Conversation Analysis (CA) is a research method that has been increasingly used in UX research to understand social interaction and talk-in-interaction within the context of user experience. By analyzing naturalistic interactions between users and products or services, Conversation Analysis aims to describe the stable practices and underlying normative organizations of interaction, helping researchers gain insights into users' behavior, attitudes, and needs.
CA is particularly useful in UX research because it allows researchers to examine the ways in which users interact with digital products, including how they navigate interfaces, communicate their needs and preferences, and respond to system feedback. By analyzing audio or video recordings of user interactions with products, researchers can identify patterns and regularities in users' behavior, as well as the social norms and expectations that shape their interactions. In spite of the name, the Conversation Analysis research method includes nonverbal communication and the way people say things. Are they making a distinctive facial expression or speaking with strong emotion?

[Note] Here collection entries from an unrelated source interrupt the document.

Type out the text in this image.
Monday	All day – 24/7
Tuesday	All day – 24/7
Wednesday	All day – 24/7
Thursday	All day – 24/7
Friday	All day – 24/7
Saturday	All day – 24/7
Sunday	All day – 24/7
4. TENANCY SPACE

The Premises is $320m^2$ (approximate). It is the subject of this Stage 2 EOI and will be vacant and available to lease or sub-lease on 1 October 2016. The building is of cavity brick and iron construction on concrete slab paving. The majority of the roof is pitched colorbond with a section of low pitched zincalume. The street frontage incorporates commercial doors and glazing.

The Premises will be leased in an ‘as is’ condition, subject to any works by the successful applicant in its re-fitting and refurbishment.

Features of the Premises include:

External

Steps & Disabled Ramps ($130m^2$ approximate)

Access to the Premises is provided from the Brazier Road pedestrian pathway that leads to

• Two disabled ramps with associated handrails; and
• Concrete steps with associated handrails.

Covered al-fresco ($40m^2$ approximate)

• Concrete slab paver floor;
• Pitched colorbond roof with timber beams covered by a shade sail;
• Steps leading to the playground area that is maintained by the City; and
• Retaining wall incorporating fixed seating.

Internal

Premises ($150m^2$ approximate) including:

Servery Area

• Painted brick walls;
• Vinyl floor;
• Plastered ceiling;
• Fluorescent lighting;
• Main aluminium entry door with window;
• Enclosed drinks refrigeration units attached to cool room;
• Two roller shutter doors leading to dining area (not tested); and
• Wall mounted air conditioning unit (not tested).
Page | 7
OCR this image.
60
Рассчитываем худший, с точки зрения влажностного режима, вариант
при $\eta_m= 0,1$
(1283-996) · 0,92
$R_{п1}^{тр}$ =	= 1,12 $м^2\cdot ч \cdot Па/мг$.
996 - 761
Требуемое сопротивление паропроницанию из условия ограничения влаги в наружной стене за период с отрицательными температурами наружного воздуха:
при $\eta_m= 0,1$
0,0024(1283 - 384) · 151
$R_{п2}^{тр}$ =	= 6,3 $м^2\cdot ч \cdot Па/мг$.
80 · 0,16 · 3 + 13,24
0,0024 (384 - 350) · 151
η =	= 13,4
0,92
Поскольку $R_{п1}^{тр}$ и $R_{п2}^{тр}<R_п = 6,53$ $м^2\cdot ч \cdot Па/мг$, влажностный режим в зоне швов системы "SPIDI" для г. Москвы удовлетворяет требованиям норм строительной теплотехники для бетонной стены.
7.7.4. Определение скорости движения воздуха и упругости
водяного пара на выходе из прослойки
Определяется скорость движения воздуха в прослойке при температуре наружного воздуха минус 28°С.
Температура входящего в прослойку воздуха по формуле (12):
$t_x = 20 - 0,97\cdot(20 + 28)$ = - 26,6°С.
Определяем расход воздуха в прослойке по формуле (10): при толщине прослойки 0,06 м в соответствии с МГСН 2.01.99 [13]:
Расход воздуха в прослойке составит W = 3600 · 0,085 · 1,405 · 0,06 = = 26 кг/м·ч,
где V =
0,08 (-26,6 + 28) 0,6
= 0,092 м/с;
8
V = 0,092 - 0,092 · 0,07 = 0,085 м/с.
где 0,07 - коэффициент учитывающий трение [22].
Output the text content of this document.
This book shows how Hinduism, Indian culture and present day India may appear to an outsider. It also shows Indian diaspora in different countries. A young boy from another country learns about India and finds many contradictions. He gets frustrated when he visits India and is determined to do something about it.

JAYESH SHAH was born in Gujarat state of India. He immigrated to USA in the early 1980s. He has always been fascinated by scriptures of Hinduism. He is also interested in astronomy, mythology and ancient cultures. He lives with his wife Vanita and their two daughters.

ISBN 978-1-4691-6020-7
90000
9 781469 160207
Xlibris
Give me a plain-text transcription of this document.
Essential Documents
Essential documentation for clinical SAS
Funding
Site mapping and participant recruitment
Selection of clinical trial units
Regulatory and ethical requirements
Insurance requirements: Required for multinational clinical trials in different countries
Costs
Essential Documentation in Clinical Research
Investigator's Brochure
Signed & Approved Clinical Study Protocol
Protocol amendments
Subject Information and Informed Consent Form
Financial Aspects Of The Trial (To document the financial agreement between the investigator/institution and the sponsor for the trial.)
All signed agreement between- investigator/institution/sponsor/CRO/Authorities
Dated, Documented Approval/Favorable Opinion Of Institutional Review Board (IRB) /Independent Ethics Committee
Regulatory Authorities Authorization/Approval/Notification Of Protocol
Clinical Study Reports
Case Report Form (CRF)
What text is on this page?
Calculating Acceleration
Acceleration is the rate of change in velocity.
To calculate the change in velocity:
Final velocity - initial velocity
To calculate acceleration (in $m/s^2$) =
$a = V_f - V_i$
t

One of the key domains of research within CA is turn-taking, which refers to the way in which participants in a conversation take turns speaking and responding. By analyzing turn-taking in user interactions with products, researchers can identify patterns in users' behavior, such as interruptions or delays in response time, which can provide insights into the usability and effectiveness of the product.
Another important domain of research within CA is repair, which refers to the ways in which participants in a conversation repair misunderstandings or errors in communication. By analyzing repair in user interactions with products, researchers can gain insights into the challenges users face when using the product, such as confusing interface design or unclear instructions.
Finally, CA can also be used to analyze action formation and ascription, which refers to the ways in which participants in a conversation assign meaning to actions and behaviors. By analyzing how users interpret and respond to system feedback, researchers can gain insights into how users perceive the product and the value it provides.
Overall, CA is a powerful research method for UX researchers, as it allows them to gain deep insights into the ways in which users interact with digital products. By analyzing naturalistic interactions, researchers can identify patterns and regularities in users' behavior, helping them design products that are more usable, effective, and satisfying for users.